そういう正解のない世界の中で、少しずつ探りながら、多様性に触れ、刺激をもらう毎日は、なかなか面白い。

自分が相手にかける言葉が、自分をも癒す

また、自分自身が一つのモデリングと言うとおこがましいのだけど、「あ、それで良いのか」というような見本?サンプル?参考の一つとして機能すれば良いなと思って言動しているので、自分にも周りにも合格点低め設定なのも、もともとは「不安から全科目100点を狙いに行こうとする」「自他に厳しい」ような生き方をしてきた自分としてはなかなか心地よく、利用者に声を掛けながら、同時に自分にも声をかけているなぁ、と時々感じる。そして自分で自分に癒されていたりもする。

同じ言動も環境が違えば受け止められ方も変わる

前職では執行役員の近くで仕事していたこともあり、こういった「相手をよく観察して対応をカスタマイズしながら行うコミュニケーション」を、接待や根回し、答弁の台本書きなどの場で行ってきた。

これは別に私が媚びようと意図的に行っていたわけではなく、一人一人が「俺はVIPで特別で、自分はルールから例外」といったノリの自分勝手な言動を行うし、まして他の事務方と比べると私は年少の女性なので、特に色々ワガママを言われ易いという立場上の関係もあり、必然的に相手に合わせているうちにそういう個別にカスタマイズされたコミュニケーションを行うようになっていた。

もともとの私は嘘をついても思いが顔に出やすいからバレ易い事もあり、当時も今も気に入られる為だけの根拠の無い嘘で褒めたり媚びたりは出来ない。でも、どんなに変わった人でもよく観察すれば年に何回かはネクタイ位はオシャレだったりする。だから日頃、どこが地雷なのか意味不明で、理不尽に感情をぶつけられることが多い相手でも「センスが良いんですね」位のことはチャンスをみつけて伝えて、少しでも減点を取り返そう、というのは常に頭のどこかにあった。

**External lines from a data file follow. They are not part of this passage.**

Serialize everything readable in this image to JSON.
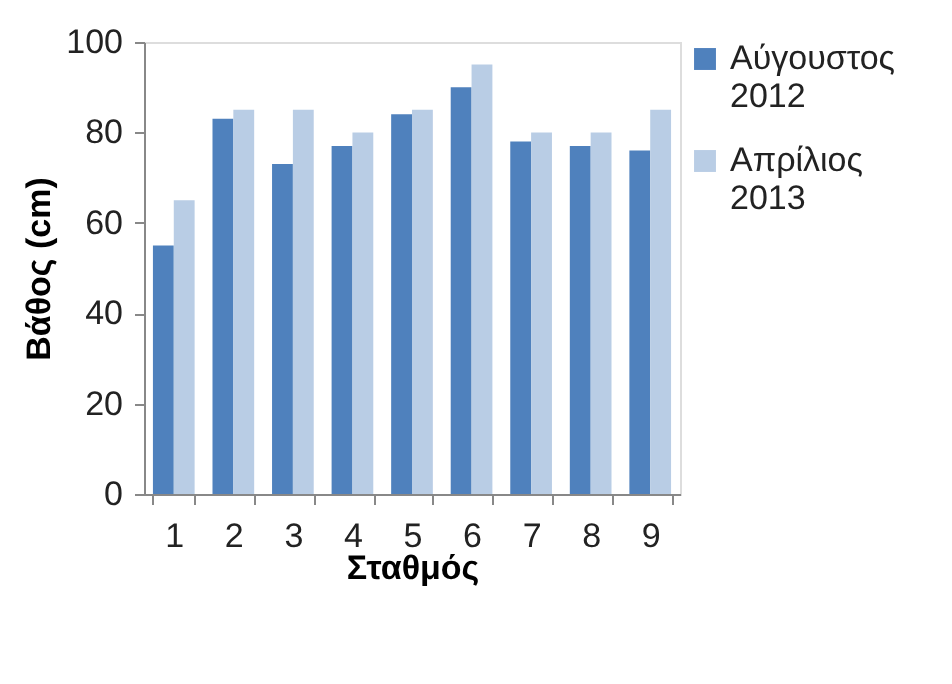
{
  "chart_data": {
    "type": "bar",
    "xlabel": "Σταθμός",
    "ylabel": "Βάθος (cm)",
    "categories": [
      "1",
      "2",
      "3",
      "4",
      "5",
      "6",
      "7",
      "8",
      "9"
    ],
    "series": [
      {
        "name": "Αύγουστος 2012",
        "color": "#4f81bd",
        "values": [
          55,
          83,
          73,
          77,
          84,
          90,
          78,
          77,
          76
        ]
      },
      {
        "name": "Απρίλιος 2013",
        "color": "#b9cde5",
        "values": [
          65,
          85,
          85,
          80,
          85,
          95,
          80,
          80,
          85
        ]
      }
    ],
    "ylim": [
      0,
      100
    ],
    "yticks": [
      0,
      20,
      40,
      60,
      80,
      100
    ],
    "grid": false,
    "legend": "right"
  }
}
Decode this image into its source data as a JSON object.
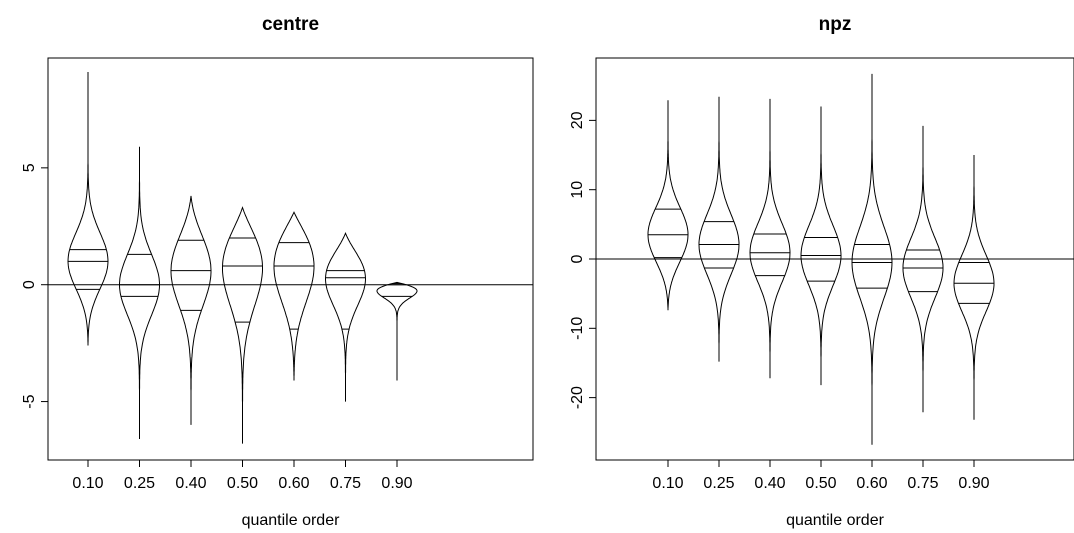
{
  "chart_data": [
    {
      "type": "violin",
      "title": "centre",
      "xlabel": "quantile order",
      "ylabel": "",
      "categories": [
        "0.10",
        "0.25",
        "0.40",
        "0.50",
        "0.60",
        "0.75",
        "0.90"
      ],
      "yticks": [
        "-5",
        "0",
        "5"
      ],
      "ylim": [
        -7.5,
        9.7
      ],
      "reference_line": 0,
      "violins": [
        {
          "category": "0.10",
          "min": -2.6,
          "q1": -0.2,
          "median": 1.0,
          "q3": 1.5,
          "max": 9.1
        },
        {
          "category": "0.25",
          "min": -6.6,
          "q1": -0.5,
          "median": 0.0,
          "q3": 1.3,
          "max": 5.9
        },
        {
          "category": "0.40",
          "min": -6.0,
          "q1": -1.1,
          "median": 0.6,
          "q3": 1.9,
          "max": 3.8
        },
        {
          "category": "0.50",
          "min": -6.8,
          "q1": -1.6,
          "median": 0.8,
          "q3": 2.0,
          "max": 3.3
        },
        {
          "category": "0.60",
          "min": -4.1,
          "q1": -1.9,
          "median": 0.8,
          "q3": 1.8,
          "max": 3.1
        },
        {
          "category": "0.75",
          "min": -5.0,
          "q1": -1.9,
          "median": 0.3,
          "q3": 0.6,
          "max": 2.2
        },
        {
          "category": "0.90",
          "min": -4.1,
          "q1": -0.5,
          "median": 0.0,
          "q3": 0.05,
          "max": 0.1
        }
      ]
    },
    {
      "type": "violin",
      "title": "npz",
      "xlabel": "quantile order",
      "ylabel": "",
      "categories": [
        "0.10",
        "0.25",
        "0.40",
        "0.50",
        "0.60",
        "0.75",
        "0.90"
      ],
      "yticks": [
        "-20",
        "-10",
        "0",
        "10",
        "20"
      ],
      "ylim": [
        -29,
        29
      ],
      "reference_line": 0,
      "violins": [
        {
          "category": "0.10",
          "min": -7.4,
          "q1": 0.2,
          "median": 3.5,
          "q3": 7.2,
          "max": 22.9
        },
        {
          "category": "0.25",
          "min": -14.8,
          "q1": -1.3,
          "median": 2.1,
          "q3": 5.4,
          "max": 23.4
        },
        {
          "category": "0.40",
          "min": -17.2,
          "q1": -2.4,
          "median": 0.9,
          "q3": 3.6,
          "max": 23.1
        },
        {
          "category": "0.50",
          "min": -18.2,
          "q1": -3.2,
          "median": 0.5,
          "q3": 3.1,
          "max": 22.0
        },
        {
          "category": "0.60",
          "min": -26.8,
          "q1": -4.2,
          "median": -0.5,
          "q3": 2.1,
          "max": 26.7
        },
        {
          "category": "0.75",
          "min": -22.1,
          "q1": -4.7,
          "median": -1.3,
          "q3": 1.3,
          "max": 19.2
        },
        {
          "category": "0.90",
          "min": -23.2,
          "q1": -6.4,
          "median": -3.5,
          "q3": -0.5,
          "max": 15.0
        }
      ]
    }
  ]
}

また、そもそも70歳を超え、感情のコントロールが難しかったりやパソコンやスマホが使えない役員達とのコミニュケーションは、いやがおうにもアナログになる。なのでこちらも慎重に行うし、その分と下心(何かにつけて手を握ってきたり、欧米人でもないのに「ありがとう」と言いながら抱きしめたりしてくる)も加味して結果的に「心がこもった対応」だと受け止めてもらい易かったのだと思う。

そんなこんなで役員から比較的よく目をかけてもらった事でトントン拍子に事が進み過ぎる時もあり、当時は喜びよりむしろ逆に自分の中では「やっぱり自分はあざといんじゃないか?」という気持ちと「それも含めて仕事」という思いがせめぎ合ったり、被害妄想に取り憑かれた上司から「俺の事何か告げ口してるんじゃないだろうな」と釘をさされたり詰められたりしてギクシャクしたりもしていた。だから大体自分が誰かと接してその結果仕事の達成感を感じる時は、「色目を使う」「計算高い」などと周囲から揶揄されたり、同僚や上司から根拠のない変な噂を流されたりするのでなかなか純粋に喜んだり素直に自分にOKを出せなかったり、むしろ不安やそこから生じるトラブルに悩む事の方が断然多かった。

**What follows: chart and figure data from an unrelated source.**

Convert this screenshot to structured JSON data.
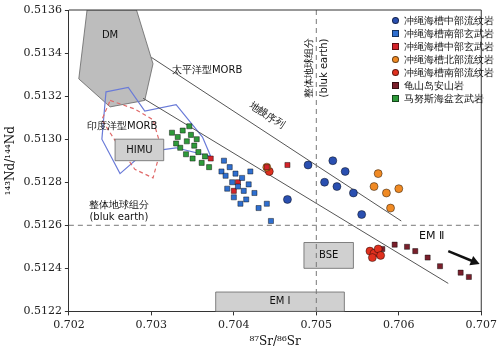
{
  "chart_data": {
    "type": "scatter",
    "xlabel": "⁸⁷Sr/⁸⁶Sr",
    "ylabel": "¹⁴³Nd/¹⁴⁴Nd",
    "xlim": [
      0.702,
      0.707
    ],
    "xticks": [
      0.702,
      0.703,
      0.704,
      0.705,
      0.706,
      0.707
    ],
    "ylim": [
      0.5122,
      0.5136
    ],
    "yticks": [
      0.5122,
      0.5124,
      0.5126,
      0.5128,
      {
        "value": 0.513,
        "label": "0.5130"
      },
      0.5132,
      0.5134,
      0.5136
    ],
    "grid": false,
    "legend": "upper right",
    "series": [
      {
        "name": "冲绳海槽中部流纹岩",
        "color": "#2a4fb0",
        "marker": "circle",
        "x": [
          0.7049,
          0.7051,
          0.70525,
          0.70545,
          0.70535,
          0.7052,
          0.70555,
          0.70465
        ],
        "values": [
          0.51288,
          0.5128,
          0.51278,
          0.51275,
          0.51285,
          0.5129,
          0.51265,
          0.51272
        ]
      },
      {
        "name": "冲绳海槽南部玄武岩",
        "color": "#2f6fd0",
        "marker": "square",
        "x": [
          0.70385,
          0.7039,
          0.70395,
          0.70398,
          0.70402,
          0.70405,
          0.7041,
          0.70412,
          0.70418,
          0.70392,
          0.704,
          0.70408,
          0.70415,
          0.70425,
          0.7043,
          0.70388,
          0.7042,
          0.7044,
          0.70445
        ],
        "values": [
          0.51285,
          0.51283,
          0.51287,
          0.5128,
          0.51284,
          0.51278,
          0.51282,
          0.51276,
          0.51279,
          0.51277,
          0.51273,
          0.5127,
          0.51272,
          0.51275,
          0.51268,
          0.5129,
          0.51285,
          0.5127,
          0.51262
        ]
      },
      {
        "name": "冲绳海槽中部玄武岩",
        "color": "#d4232a",
        "marker": "square",
        "x": [
          0.70372,
          0.70405,
          0.7044,
          0.70465,
          0.704
        ],
        "values": [
          0.51291,
          0.5128,
          0.51287,
          0.51288,
          0.51276
        ]
      },
      {
        "name": "冲绳海槽北部流纹岩",
        "color": "#f08a24",
        "marker": "circle",
        "x": [
          0.7044,
          0.7057,
          0.70585,
          0.706,
          0.7059,
          0.70575
        ],
        "values": [
          0.51287,
          0.51278,
          0.51275,
          0.51277,
          0.51268,
          0.51284
        ]
      },
      {
        "name": "冲绳海槽南部流纹岩",
        "color": "#e0301e",
        "marker": "circle",
        "x": [
          0.70565,
          0.7057,
          0.70575,
          0.70568,
          0.70578,
          0.70443
        ],
        "values": [
          0.51248,
          0.51247,
          0.51249,
          0.51245,
          0.51246,
          0.51285
        ]
      },
      {
        "name": "龟山岛安山岩",
        "color": "#7a1f2b",
        "marker": "square",
        "x": [
          0.7058,
          0.70595,
          0.7061,
          0.7062,
          0.70635,
          0.7065,
          0.70675,
          0.70685
        ],
        "values": [
          0.51249,
          0.51251,
          0.5125,
          0.51248,
          0.51245,
          0.51241,
          0.51238,
          0.51236
        ]
      },
      {
        "name": "马努斯海盆玄武岩",
        "color": "#2e9a3a",
        "marker": "square",
        "x": [
          0.70325,
          0.70332,
          0.70338,
          0.70343,
          0.70348,
          0.70352,
          0.70335,
          0.70342,
          0.7035,
          0.70357,
          0.70361,
          0.7033,
          0.70355,
          0.70365,
          0.7037,
          0.70346
        ],
        "values": [
          0.51303,
          0.51301,
          0.51304,
          0.51299,
          0.51302,
          0.51297,
          0.51296,
          0.51293,
          0.51291,
          0.51294,
          0.51289,
          0.51298,
          0.513,
          0.51292,
          0.51287,
          0.51306
        ]
      }
    ],
    "regions": [
      {
        "label": "DM",
        "color": "#bdbdbd",
        "label_at": [
          0.7024,
          0.51348
        ],
        "polygon": [
          [
            0.70222,
            0.5136
          ],
          [
            0.70282,
            0.5136
          ],
          [
            0.70302,
            0.51335
          ],
          [
            0.70292,
            0.51318
          ],
          [
            0.7025,
            0.51315
          ],
          [
            0.70212,
            0.51328
          ]
        ]
      },
      {
        "label": "太平洋型MORB",
        "color": "#6a7bd8",
        "line_style": "solid",
        "label_at": [
          0.70325,
          0.51332
        ],
        "polygon": [
          [
            0.70245,
            0.51322
          ],
          [
            0.70272,
            0.51324
          ],
          [
            0.70292,
            0.51313
          ],
          [
            0.7033,
            0.51316
          ],
          [
            0.70362,
            0.51301
          ],
          [
            0.70372,
            0.51292
          ],
          [
            0.7033,
            0.51296
          ],
          [
            0.70292,
            0.51294
          ],
          [
            0.70262,
            0.51284
          ],
          [
            0.7024,
            0.513
          ]
        ]
      },
      {
        "label": "印度洋型MORB",
        "color": "#e06a6a",
        "line_style": "dashed",
        "label_at": [
          0.70222,
          0.51306
        ],
        "polygon": [
          [
            0.7025,
            0.51318
          ],
          [
            0.7028,
            0.51314
          ],
          [
            0.70302,
            0.51309
          ],
          [
            0.70312,
            0.51296
          ],
          [
            0.70302,
            0.51282
          ],
          [
            0.7028,
            0.51286
          ],
          [
            0.7026,
            0.51297
          ],
          [
            0.7024,
            0.51309
          ]
        ]
      },
      {
        "label": "HIMU",
        "color": "#d0d0d0",
        "polygon": [
          [
            0.70256,
            0.5129
          ],
          [
            0.70315,
            0.5129
          ],
          [
            0.70315,
            0.513
          ],
          [
            0.70256,
            0.513
          ]
        ]
      },
      {
        "label": "BSE",
        "color": "#d0d0d0",
        "polygon": [
          [
            0.70485,
            0.5124
          ],
          [
            0.70545,
            0.5124
          ],
          [
            0.70545,
            0.51252
          ],
          [
            0.70485,
            0.51252
          ]
        ]
      },
      {
        "label": "EM Ⅰ",
        "color": "#d0d0d0",
        "polygon": [
          [
            0.70378,
            0.5122
          ],
          [
            0.70534,
            0.5122
          ],
          [
            0.70534,
            0.51229
          ],
          [
            0.70378,
            0.51229
          ]
        ]
      }
    ],
    "mantle_array": {
      "label": "地幔序列",
      "label_at": [
        0.7044,
        0.51311
      ],
      "lines": [
        [
          [
            0.703,
            0.51338
          ],
          [
            0.70603,
            0.51262
          ]
        ],
        [
          [
            0.7029,
            0.51319
          ],
          [
            0.7066,
            0.51233
          ]
        ]
      ]
    },
    "bulk_earth": {
      "label": "整体地球组分",
      "sublabel": "(bluk earth)",
      "x": 0.705,
      "y": 0.5126
    },
    "annotations": [
      {
        "text": "EM Ⅱ",
        "x": 0.7064,
        "y": 0.51255
      }
    ],
    "arrow": {
      "from": [
        0.7066,
        0.51248
      ],
      "to": [
        0.70698,
        0.51242
      ]
    }
  }
}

けれど今は同じ事をしても、単純にポジティブなフィードバックとして機能したりや人を勇気づけたり、リラックスさせたり、ゴキゲンにさせたり、支える言葉として機能する。不思議だなぁ、と思うし、ただただ嬉しい。

そして私自身もポジティブな言葉を発しても批判されたり、足を引っ張られないないし、セクハラもないから、安心してのびのび過ごせる分、気が楽。

そんなわけで、昔と比べて今は自分に余裕があるからなのか、自閉症の利用者さんに塩対応される時も、これまで浴びてきた社内政治に基づく塩対応やイケズとは根源的に違うからなのか分からないけど、なぜかそれほど傷つかないし、気にならない。同じ塩対応なのに不思議だな、と自分でも思う。

こういう些細な違いが、「自分も他人も環境が違うとこうも違うんだ」と、なかなか新鮮で面白くもある。

試行錯誤で分からない事だらけ。でもそれもまた良し

世の中色んな人がいる。でもそれが逆に面白いなぁと思う。新しい仕事の面白さを今、じわじわ感じている。